As we can see that the Word Analyst or Analysis are below the median Salary With manager above the median.

### We'll try with Just the Job Titles to predict

In [87]:
log_reg = linear_model.LogisticRegression()
log_model = log_reg.fit(X_cvec, y)
scores_log = cross_val_score(log_reg, X_cvec, y, cv=6)
print ('Cross-validated scores:', scores_log)
print ('Average score:', scores_log.mean())
print ('Standard deviation of score:', scores_log.std())

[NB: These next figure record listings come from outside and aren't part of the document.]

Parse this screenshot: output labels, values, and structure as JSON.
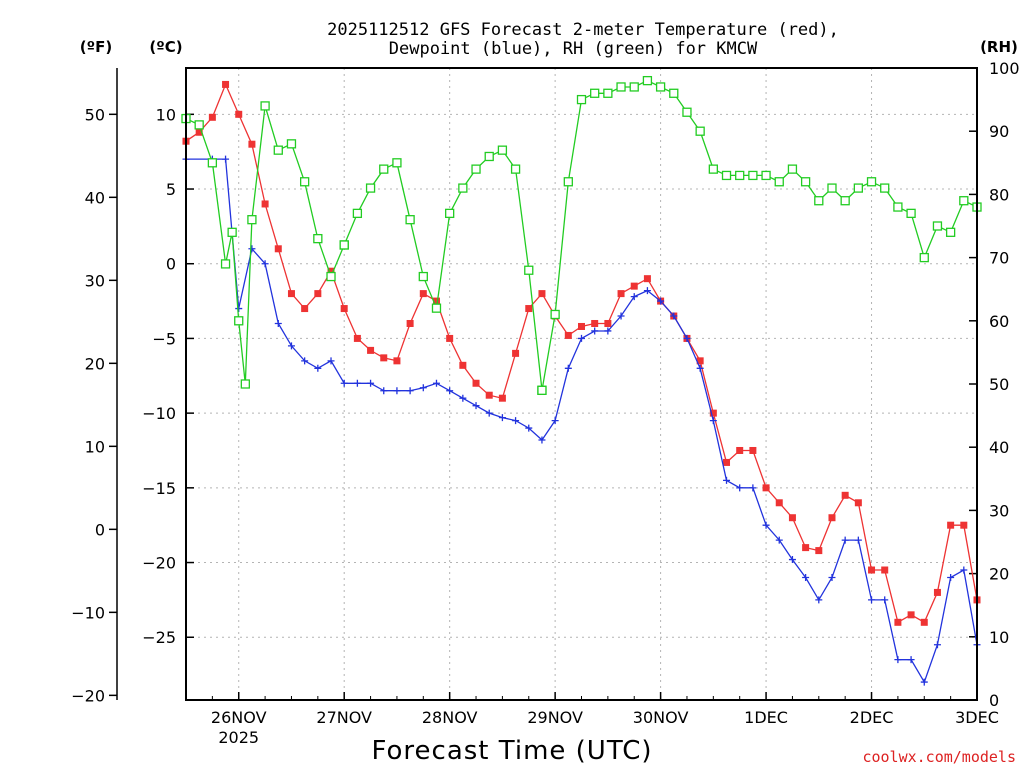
{
  "chart_data": {
    "type": "line",
    "title_line1": "2025112512 GFS Forecast 2-meter Temperature (red),",
    "title_line2": "Dewpoint (blue), RH (green) for KMCW",
    "xlabel": "Forecast Time (UTC)",
    "units": {
      "fahrenheit": "(ºF)",
      "celsius": "(ºC)",
      "rh": "(RH)"
    },
    "credit": "coolwx.com/models",
    "colors": {
      "temperature": "#ee3333",
      "dewpoint": "#2233dd",
      "rh": "#22cc22",
      "grid": "#b4b4b4"
    },
    "x_range_days": [
      -0.5,
      7.0
    ],
    "x_ticks": [
      {
        "day": 0,
        "label": "26NOV",
        "sublabel": "2025"
      },
      {
        "day": 1,
        "label": "27NOV",
        "sublabel": ""
      },
      {
        "day": 2,
        "label": "28NOV",
        "sublabel": ""
      },
      {
        "day": 3,
        "label": "29NOV",
        "sublabel": ""
      },
      {
        "day": 4,
        "label": "30NOV",
        "sublabel": ""
      },
      {
        "day": 5,
        "label": "1DEC",
        "sublabel": ""
      },
      {
        "day": 6,
        "label": "2DEC",
        "sublabel": ""
      },
      {
        "day": 7,
        "label": "3DEC",
        "sublabel": ""
      }
    ],
    "celsius_range": [
      -29.2,
      13.1
    ],
    "celsius_ticks": [
      {
        "v": 10,
        "label": "10"
      },
      {
        "v": 5,
        "label": "5"
      },
      {
        "v": 0,
        "label": "0"
      },
      {
        "v": -5,
        "label": "−5"
      },
      {
        "v": -10,
        "label": "−10"
      },
      {
        "v": -15,
        "label": "−15"
      },
      {
        "v": -20,
        "label": "−20"
      },
      {
        "v": -25,
        "label": "−25"
      }
    ],
    "fahrenheit_ticks": [
      {
        "v": 50,
        "label": "50"
      },
      {
        "v": 40,
        "label": "40"
      },
      {
        "v": 30,
        "label": "30"
      },
      {
        "v": 20,
        "label": "20"
      },
      {
        "v": 10,
        "label": "10"
      },
      {
        "v": 0,
        "label": "0"
      },
      {
        "v": -10,
        "label": "−10"
      },
      {
        "v": -20,
        "label": "−20"
      }
    ],
    "rh_range": [
      0,
      100
    ],
    "rh_ticks": [
      {
        "v": 100,
        "label": "100"
      },
      {
        "v": 90,
        "label": "90"
      },
      {
        "v": 80,
        "label": "80"
      },
      {
        "v": 70,
        "label": "70"
      },
      {
        "v": 60,
        "label": "60"
      },
      {
        "v": 50,
        "label": "50"
      },
      {
        "v": 40,
        "label": "40"
      },
      {
        "v": 30,
        "label": "30"
      },
      {
        "v": 20,
        "label": "20"
      },
      {
        "v": 10,
        "label": "10"
      },
      {
        "v": 0,
        "label": "0"
      }
    ],
    "series": [
      {
        "name": "Temperature (°C)",
        "key": "temperature",
        "axis": "celsius",
        "marker": "filled-square",
        "points": [
          [
            -0.5,
            8.2
          ],
          [
            -0.375,
            8.8
          ],
          [
            -0.25,
            9.8
          ],
          [
            -0.125,
            12
          ],
          [
            0,
            10
          ],
          [
            0.125,
            8
          ],
          [
            0.25,
            4
          ],
          [
            0.375,
            1
          ],
          [
            0.5,
            -2
          ],
          [
            0.625,
            -3
          ],
          [
            0.75,
            -2
          ],
          [
            0.875,
            -0.5
          ],
          [
            1,
            -3
          ],
          [
            1.125,
            -5
          ],
          [
            1.25,
            -5.8
          ],
          [
            1.375,
            -6.3
          ],
          [
            1.5,
            -6.5
          ],
          [
            1.625,
            -4
          ],
          [
            1.75,
            -2
          ],
          [
            1.875,
            -2.5
          ],
          [
            2,
            -5
          ],
          [
            2.125,
            -6.8
          ],
          [
            2.25,
            -8
          ],
          [
            2.375,
            -8.8
          ],
          [
            2.5,
            -9
          ],
          [
            2.625,
            -6
          ],
          [
            2.75,
            -3
          ],
          [
            2.875,
            -2
          ],
          [
            3,
            -3.5
          ],
          [
            3.125,
            -4.8
          ],
          [
            3.25,
            -4.2
          ],
          [
            3.375,
            -4
          ],
          [
            3.5,
            -4
          ],
          [
            3.625,
            -2
          ],
          [
            3.75,
            -1.5
          ],
          [
            3.875,
            -1
          ],
          [
            4,
            -2.5
          ],
          [
            4.125,
            -3.5
          ],
          [
            4.25,
            -5
          ],
          [
            4.375,
            -6.5
          ],
          [
            4.5,
            -10
          ],
          [
            4.625,
            -13.3
          ],
          [
            4.75,
            -12.5
          ],
          [
            4.875,
            -12.5
          ],
          [
            5,
            -15
          ],
          [
            5.125,
            -16
          ],
          [
            5.25,
            -17
          ],
          [
            5.375,
            -19
          ],
          [
            5.5,
            -19.2
          ],
          [
            5.625,
            -17
          ],
          [
            5.75,
            -15.5
          ],
          [
            5.875,
            -16
          ],
          [
            6,
            -20.5
          ],
          [
            6.125,
            -20.5
          ],
          [
            6.25,
            -24
          ],
          [
            6.375,
            -23.5
          ],
          [
            6.5,
            -24
          ],
          [
            6.625,
            -22
          ],
          [
            6.75,
            -17.5
          ],
          [
            6.875,
            -17.5
          ],
          [
            7,
            -22.5
          ]
        ]
      },
      {
        "name": "Dewpoint (°C)",
        "key": "dewpoint",
        "axis": "celsius",
        "marker": "plus",
        "points": [
          [
            -0.5,
            7
          ],
          [
            -0.25,
            7
          ],
          [
            -0.125,
            7
          ],
          [
            0,
            -3
          ],
          [
            0.125,
            1
          ],
          [
            0.25,
            0
          ],
          [
            0.375,
            -4
          ],
          [
            0.5,
            -5.5
          ],
          [
            0.625,
            -6.5
          ],
          [
            0.75,
            -7
          ],
          [
            0.875,
            -6.5
          ],
          [
            1,
            -8
          ],
          [
            1.125,
            -8
          ],
          [
            1.25,
            -8
          ],
          [
            1.375,
            -8.5
          ],
          [
            1.5,
            -8.5
          ],
          [
            1.625,
            -8.5
          ],
          [
            1.75,
            -8.3
          ],
          [
            1.875,
            -8
          ],
          [
            2,
            -8.5
          ],
          [
            2.125,
            -9
          ],
          [
            2.25,
            -9.5
          ],
          [
            2.375,
            -10
          ],
          [
            2.5,
            -10.3
          ],
          [
            2.625,
            -10.5
          ],
          [
            2.75,
            -11
          ],
          [
            2.875,
            -11.8
          ],
          [
            3,
            -10.5
          ],
          [
            3.125,
            -7
          ],
          [
            3.25,
            -5
          ],
          [
            3.375,
            -4.5
          ],
          [
            3.5,
            -4.5
          ],
          [
            3.625,
            -3.5
          ],
          [
            3.75,
            -2.2
          ],
          [
            3.875,
            -1.8
          ],
          [
            4,
            -2.5
          ],
          [
            4.125,
            -3.5
          ],
          [
            4.25,
            -5
          ],
          [
            4.375,
            -7
          ],
          [
            4.5,
            -10.5
          ],
          [
            4.625,
            -14.5
          ],
          [
            4.75,
            -15
          ],
          [
            4.875,
            -15
          ],
          [
            5,
            -17.5
          ],
          [
            5.125,
            -18.5
          ],
          [
            5.25,
            -19.8
          ],
          [
            5.375,
            -21
          ],
          [
            5.5,
            -22.5
          ],
          [
            5.625,
            -21
          ],
          [
            5.75,
            -18.5
          ],
          [
            5.875,
            -18.5
          ],
          [
            6,
            -22.5
          ],
          [
            6.125,
            -22.5
          ],
          [
            6.25,
            -26.5
          ],
          [
            6.375,
            -26.5
          ],
          [
            6.5,
            -28
          ],
          [
            6.625,
            -25.5
          ],
          [
            6.75,
            -21
          ],
          [
            6.875,
            -20.5
          ],
          [
            7,
            -25.5
          ]
        ]
      },
      {
        "name": "RH (%)",
        "key": "rh",
        "axis": "rh",
        "marker": "open-square",
        "points": [
          [
            -0.5,
            92
          ],
          [
            -0.375,
            91
          ],
          [
            -0.25,
            85
          ],
          [
            -0.125,
            69
          ],
          [
            -0.0625,
            74
          ],
          [
            0,
            60
          ],
          [
            0.0625,
            50
          ],
          [
            0.125,
            76
          ],
          [
            0.25,
            94
          ],
          [
            0.375,
            87
          ],
          [
            0.5,
            88
          ],
          [
            0.625,
            82
          ],
          [
            0.75,
            73
          ],
          [
            0.875,
            67
          ],
          [
            1,
            72
          ],
          [
            1,
            72
          ],
          [
            1.125,
            77
          ],
          [
            1.25,
            81
          ],
          [
            1.375,
            84
          ],
          [
            1.5,
            85
          ],
          [
            1.625,
            76
          ],
          [
            1.75,
            67
          ],
          [
            1.875,
            62
          ],
          [
            2,
            77
          ],
          [
            2.125,
            81
          ],
          [
            2.25,
            84
          ],
          [
            2.375,
            86
          ],
          [
            2.5,
            87
          ],
          [
            2.625,
            84
          ],
          [
            2.75,
            68
          ],
          [
            2.875,
            49
          ],
          [
            2.875,
            49
          ],
          [
            3,
            61
          ],
          [
            3.125,
            82
          ],
          [
            3.25,
            95
          ],
          [
            3.375,
            96
          ],
          [
            3.5,
            96
          ],
          [
            3.625,
            97
          ],
          [
            3.75,
            97
          ],
          [
            3.875,
            98
          ],
          [
            4,
            97
          ],
          [
            4.125,
            96
          ],
          [
            4.25,
            93
          ],
          [
            4.375,
            90
          ],
          [
            4.5,
            84
          ],
          [
            4.625,
            83
          ],
          [
            4.75,
            83
          ],
          [
            4.875,
            83
          ],
          [
            5,
            83
          ],
          [
            5.125,
            82
          ],
          [
            5.25,
            84
          ],
          [
            5.375,
            82
          ],
          [
            5.5,
            79
          ],
          [
            5.625,
            81
          ],
          [
            5.75,
            79
          ],
          [
            5.875,
            81
          ],
          [
            6,
            82
          ],
          [
            6.125,
            81
          ],
          [
            6.25,
            78
          ],
          [
            6.375,
            77
          ],
          [
            6.5,
            70
          ],
          [
            6.625,
            75
          ],
          [
            6.75,
            74
          ],
          [
            6.875,
            79
          ],
          [
            7,
            78
          ]
        ]
      }
    ]
  }
}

Cross-validated scores: [0.55102041 0.95918367 0.96938776 0.96938776 0.7755102  0.64285714]
Average score: 0.8112244897959183
Standard deviation of score: 0.16795455478367016


In [88]:
X_cvec.columns

Index(['Scientist', 'Analyst', 'Junior', 'Data Scientist', 'Data Analyst'], dtype='object')

In [89]:
log_model.coef_

array([[ 1.85690027, -2.36279108, -3.58428017,  1.85690027,  0.64557271]])

In [104]:
for a, b in zip(cvec.get_feature_names(), log_model.coef_[0]):
    print(a, b)

data analyst 1.1676231275752855
data scientist -1.8685595215526283
junior data -4.294082548685262


With Just the title alone this method actually predicted Data Scientist to be below the Median, therefore predicted incorrectly, as from the Data set there were twice the number of Data Analyst to Data Scientist and sort of pushing the Data Analyst in the Above median salary range.  As we only have 3 Attributes from the model Data Analyst roles dominates the market.